É nesse formato de negócio que vemos toda aquela energia inicial sucumbir à uma grande frustração. É ver que a proposta é “ótima” para o seus clientes, só não para você. Na realidade esse formato não é bom para nenhum dos lado, na minha opinião. Os cães de nada se beneficiam, já que vivem uma rotina de adrenalina sem ninguém com a real habilidade de orientação para sua vida à longo prazo, em qualquer situação. Os donos são privados da oportunidade de aprender, de verdade, o que os cães precisam, e o que cada um deles deve fazer em casa para ter um cão bem educado. E os responsáveis pelo espaço perdem a oportunidade de serem grandes professores para esses cães e suas famílias, reduzindo-se assim a meras peças de entretenimento e acolhimento à todos os mimos e vontades das outras duas partes dessa equação.

É fácil entender porque hoje, muitas famílias que levam cães para creches não fazem mais nenhuma outra atividade com seus cães, já que lá tudo que eles querem já é feito e o cão volta para casa exausto, apenas para dormir.

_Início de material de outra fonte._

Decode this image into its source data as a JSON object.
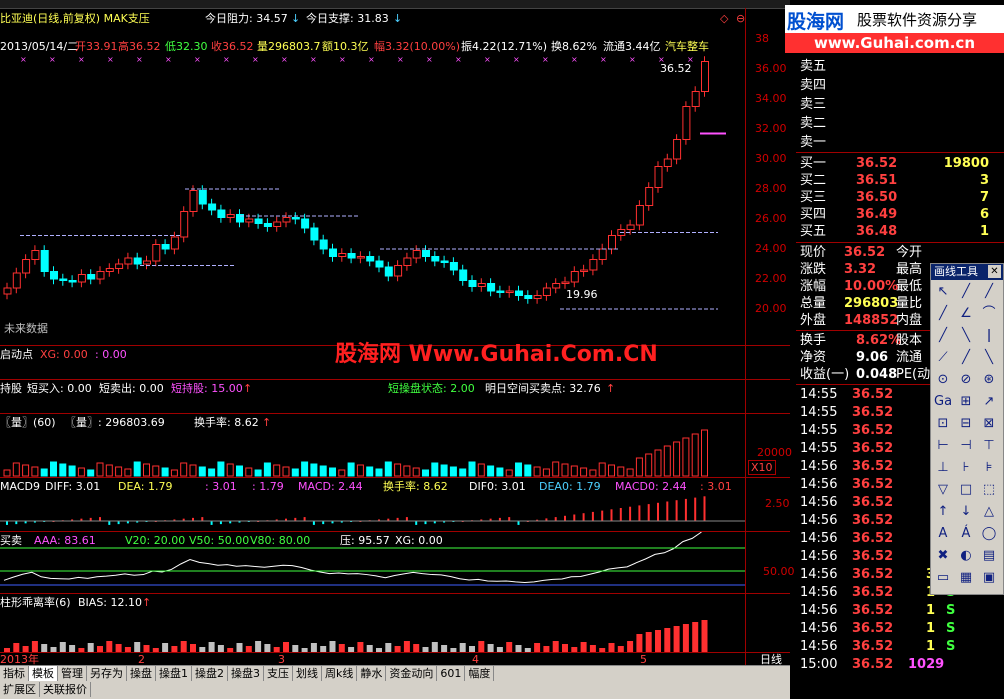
{
  "header": {
    "stock_title": "比亚迪(日线,前复权) MAK支压",
    "resistance_label": "今日阻力: 34.57",
    "support_label": "今日支撑: 31.83",
    "info_date": "2013/05/14/二",
    "open": "开33.91",
    "high": "高36.52",
    "low": "低32.30",
    "close": "收36.52",
    "volume": "量296803.7",
    "amount": "额10.3亿",
    "change": "幅3.32(10.00%)",
    "amplitude": "振4.22(12.71%)",
    "turnover": "换8.62%",
    "float_cap": "流通3.44亿",
    "sector": "汽车整车"
  },
  "price_axis": [
    "38",
    "36.00",
    "34.00",
    "32.00",
    "30.00",
    "28.00",
    "26.00",
    "24.00",
    "22.00",
    "20.00"
  ],
  "price_marks": {
    "high_mark": "36.52",
    "low_mark": "19.96"
  },
  "future_data_label": "未来数据",
  "watermark": "股海网 Www.Guhai.Com.CN",
  "indicators": {
    "start": {
      "name": "启动点",
      "xg": "XG: 0.00",
      "val": ": 0.00"
    },
    "hold": {
      "name": "持股",
      "buy": "短买入: 0.00",
      "sell": "短卖出: 0.00",
      "hold_short": "短持股: 15.00",
      "state": "短操盘状态: 2.00",
      "next_buy": "明日空间买卖点: 32.76"
    },
    "volume": {
      "name": "〖量〗(60)",
      "value": "〖量〗: 296803.69",
      "turnover": "换手率: 8.62",
      "axis": "20000",
      "unit": "X10"
    },
    "macd": {
      "name": "MACD9",
      "diff": "DIFF: 3.01",
      "dea": "DEA: 1.79",
      "v1": ": 3.01",
      "v2": ": 1.79",
      "macd": "MACD: 2.44",
      "turn": "换手率: 8.62",
      "dif0": "DIF0: 3.01",
      "dea0": "DEA0: 1.79",
      "macd0": "MACD0: 2.44",
      "v3": ": 3.01",
      "axis": "2.50"
    },
    "buysell": {
      "name": "买卖",
      "aaa": "AAA: 83.61",
      "v20": "V20: 20.00",
      "v50": "V50: 50.00",
      "v80": "V80: 80.00",
      "press": "压: 95.57",
      "xg": "XG: 0.00",
      "axis": "50.00"
    },
    "bias": {
      "name": "柱形乖离率(6)",
      "bias": "BIAS: 12.10"
    }
  },
  "time_axis": [
    "2013年",
    "2",
    "3",
    "4",
    "5"
  ],
  "period_label": "日线",
  "bottom_tabs": [
    "指标",
    "模板",
    "管理",
    "另存为",
    "操盘",
    "操盘1",
    "操盘2",
    "操盘3",
    "支压",
    "划线",
    "周k线",
    "静水",
    "资金动向",
    "601",
    "幅度"
  ],
  "bottom_tabs2": [
    "扩展区",
    "关联报价"
  ],
  "logo": {
    "brand": "股海网",
    "slogan": "股票软件资源分享",
    "url": "www.Guhai.com.cn"
  },
  "quote": {
    "asks": [
      {
        "label": "卖五",
        "price": "",
        "vol": ""
      },
      {
        "label": "卖四",
        "price": "",
        "vol": ""
      },
      {
        "label": "卖三",
        "price": "",
        "vol": ""
      },
      {
        "label": "卖二",
        "price": "",
        "vol": ""
      },
      {
        "label": "卖一",
        "price": "",
        "vol": ""
      }
    ],
    "bids": [
      {
        "label": "买一",
        "price": "36.52",
        "vol": "19800"
      },
      {
        "label": "买二",
        "price": "36.51",
        "vol": "3"
      },
      {
        "label": "买三",
        "price": "36.50",
        "vol": "7"
      },
      {
        "label": "买四",
        "price": "36.49",
        "vol": "6"
      },
      {
        "label": "买五",
        "price": "36.48",
        "vol": "1"
      }
    ],
    "stats": [
      {
        "l1": "现价",
        "v1": "36.52",
        "l2": "今开"
      },
      {
        "l1": "涨跌",
        "v1": "3.32",
        "l2": "最高"
      },
      {
        "l1": "涨幅",
        "v1": "10.00%",
        "l2": "最低"
      },
      {
        "l1": "总量",
        "v1": "296803",
        "l2": "量比"
      },
      {
        "l1": "外盘",
        "v1": "148852",
        "l2": "内盘"
      }
    ],
    "stats2": [
      {
        "l1": "换手",
        "v1": "8.62%",
        "l2": "股本"
      },
      {
        "l1": "净资",
        "v1": "9.06",
        "l2": "流通"
      },
      {
        "l1": "收益(一)",
        "v1": "0.048",
        "l2": "PE(动)"
      }
    ]
  },
  "ticks": [
    {
      "time": "14:55",
      "price": "36.52",
      "vol": "",
      "bs": ""
    },
    {
      "time": "14:55",
      "price": "36.52",
      "vol": "",
      "bs": ""
    },
    {
      "time": "14:55",
      "price": "36.52",
      "vol": "",
      "bs": ""
    },
    {
      "time": "14:55",
      "price": "36.52",
      "vol": "",
      "bs": ""
    },
    {
      "time": "14:56",
      "price": "36.52",
      "vol": "",
      "bs": ""
    },
    {
      "time": "14:56",
      "price": "36.52",
      "vol": "",
      "bs": ""
    },
    {
      "time": "14:56",
      "price": "36.52",
      "vol": "",
      "bs": ""
    },
    {
      "time": "14:56",
      "price": "36.52",
      "vol": "",
      "bs": ""
    },
    {
      "time": "14:56",
      "price": "36.52",
      "vol": "",
      "bs": ""
    },
    {
      "time": "14:56",
      "price": "36.52",
      "vol": "",
      "bs": ""
    },
    {
      "time": "14:56",
      "price": "36.52",
      "vol": "3",
      "bs": "S"
    },
    {
      "time": "14:56",
      "price": "36.52",
      "vol": "1",
      "bs": "S"
    },
    {
      "time": "14:56",
      "price": "36.52",
      "vol": "1",
      "bs": "S"
    },
    {
      "time": "14:56",
      "price": "36.52",
      "vol": "1",
      "bs": "S"
    },
    {
      "time": "14:56",
      "price": "36.52",
      "vol": "1",
      "bs": "S"
    },
    {
      "time": "15:00",
      "price": "36.52",
      "vol": "1029",
      "bs": ""
    }
  ],
  "toolbox": {
    "title": "画线工具"
  },
  "colors": {
    "up": "#ff3030",
    "down": "#00ffff",
    "axis": "#d00000",
    "bg": "#000000"
  }
}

É quando o serviço de conveniência se torna uma dependência, e o espaço vira a salvação de muitas famílias que querem ter a vida liberta, sem precisar assumir a real responsabilidade pela educação dos cães. Novamente, a culpa aqui é unicamente dos responsáveis por esses espaços. Parece duro mas é real. Como profissionais somos responsáveis pelo que vendemos, promovemos e entregamos todos os dias.

Em resumo, acredito que espaços bem estruturados, com uma proposta sólida e um trabalho eficaz, que envolve a família e divide as responsabilidades de forma correta pode ser uma grande alternativa de ajuda para muitas famílias. Para quem busca espaços com propostas diferentes, meu conselho é simples: esteja consciente da realidade de sua escolha e os riscos envolvidos, e sempre preparado para assumir consequências que podem ser variações de comportamento no seu cão e até possíveis acidentes entre outras. Quando a escolha é consciente a responsabilidade está em nossas mãos, sempre.